Use this to figure flow:

Screen Width-----Gallons Per Hour (GPH)

1" 35
2" 70
3" 105
4" 140
5" 175
6" 210
7" 245
8" 280
9" 315
10" 350
11" 385
12" 420
13" 455
14" 490
15" 525
16" 560
17" 595
18" 630
19" 665
20" 700
21" 735
22" 770 -- SM 100 size

If you are doing an overflow feed, the overflow will determine how much flow you have to work with. You have to start from there, and size your screen accordingly. The maximum flow you'll get to the screen will be what's going through your overflow now. This is easy to figure out by counting how many seconds it takes your overflow to fill a one-gallon jug:

60 seconds = 60 gph
30 seconds = 120 gph
15 seconds = 240 gph
10 seconds = 360 gph
8 seconds = 450 gph
5 seconds = 720 gph


Take this gph number that you end up with, and divide by 35, to get the number of inches wide the screen should be.
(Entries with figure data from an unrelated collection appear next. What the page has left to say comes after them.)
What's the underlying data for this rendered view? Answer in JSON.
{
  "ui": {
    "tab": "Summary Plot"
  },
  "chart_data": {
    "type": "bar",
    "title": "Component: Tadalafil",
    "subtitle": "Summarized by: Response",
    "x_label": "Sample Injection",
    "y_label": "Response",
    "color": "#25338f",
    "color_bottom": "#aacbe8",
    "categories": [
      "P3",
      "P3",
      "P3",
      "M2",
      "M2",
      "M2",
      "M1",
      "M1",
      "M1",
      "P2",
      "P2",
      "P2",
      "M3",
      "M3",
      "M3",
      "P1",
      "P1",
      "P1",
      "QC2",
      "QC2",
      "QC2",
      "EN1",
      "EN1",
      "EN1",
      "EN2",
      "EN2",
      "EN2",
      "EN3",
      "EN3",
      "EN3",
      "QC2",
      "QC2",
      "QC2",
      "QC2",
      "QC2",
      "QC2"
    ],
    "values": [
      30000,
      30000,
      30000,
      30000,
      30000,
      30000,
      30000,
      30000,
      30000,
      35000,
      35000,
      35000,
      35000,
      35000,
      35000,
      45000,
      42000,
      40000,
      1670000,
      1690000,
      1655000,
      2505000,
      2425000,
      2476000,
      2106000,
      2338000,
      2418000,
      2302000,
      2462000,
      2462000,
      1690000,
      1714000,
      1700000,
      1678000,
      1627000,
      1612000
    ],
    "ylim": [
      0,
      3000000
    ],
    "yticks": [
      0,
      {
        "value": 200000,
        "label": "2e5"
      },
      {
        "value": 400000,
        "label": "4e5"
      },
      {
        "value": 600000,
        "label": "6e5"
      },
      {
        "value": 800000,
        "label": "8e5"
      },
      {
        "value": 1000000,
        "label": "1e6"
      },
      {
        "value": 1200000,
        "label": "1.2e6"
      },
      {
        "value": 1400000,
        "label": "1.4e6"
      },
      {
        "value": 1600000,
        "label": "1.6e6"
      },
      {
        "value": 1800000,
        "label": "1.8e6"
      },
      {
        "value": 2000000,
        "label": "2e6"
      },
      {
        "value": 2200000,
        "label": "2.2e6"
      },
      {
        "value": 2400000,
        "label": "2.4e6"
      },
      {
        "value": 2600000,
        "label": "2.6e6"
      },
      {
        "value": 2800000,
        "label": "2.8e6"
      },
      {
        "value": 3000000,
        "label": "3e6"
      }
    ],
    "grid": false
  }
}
For example, if your overflow was 240 gph, then divide this by 35 to get 6.8 (or just say 7) inches. So your screen should be 7 inches wide.

How tall should the screen it be? That is determined by how much screen area you need, which is determined by how many gallons you have. Try to get one square inch of screen (lit both sides) for every gallon. If lit on only one side, double the screen area.

When finished, this is how you want your flow to look:

http://www.radio-media.com/fish/UserZennzzoOnMFK-05.jpg

scrubby
10-14-2010, 08:11 PM
OK I'm learning. I do want an SM100, I believe that will give me max performance. So basically, if I can't get the rate of flow that I need from the overflow I would have to overflow to the sump, then pump to the SM100 which would then return to the sump (possibly other side of a partition?) to be pumped back to the tank.

Based upon your experience do you feel I will have to use a pump to get my required gph?

SantaMonica
10-14-2010, 08:33 PM
Have no idea. Measure your gph with a bucket.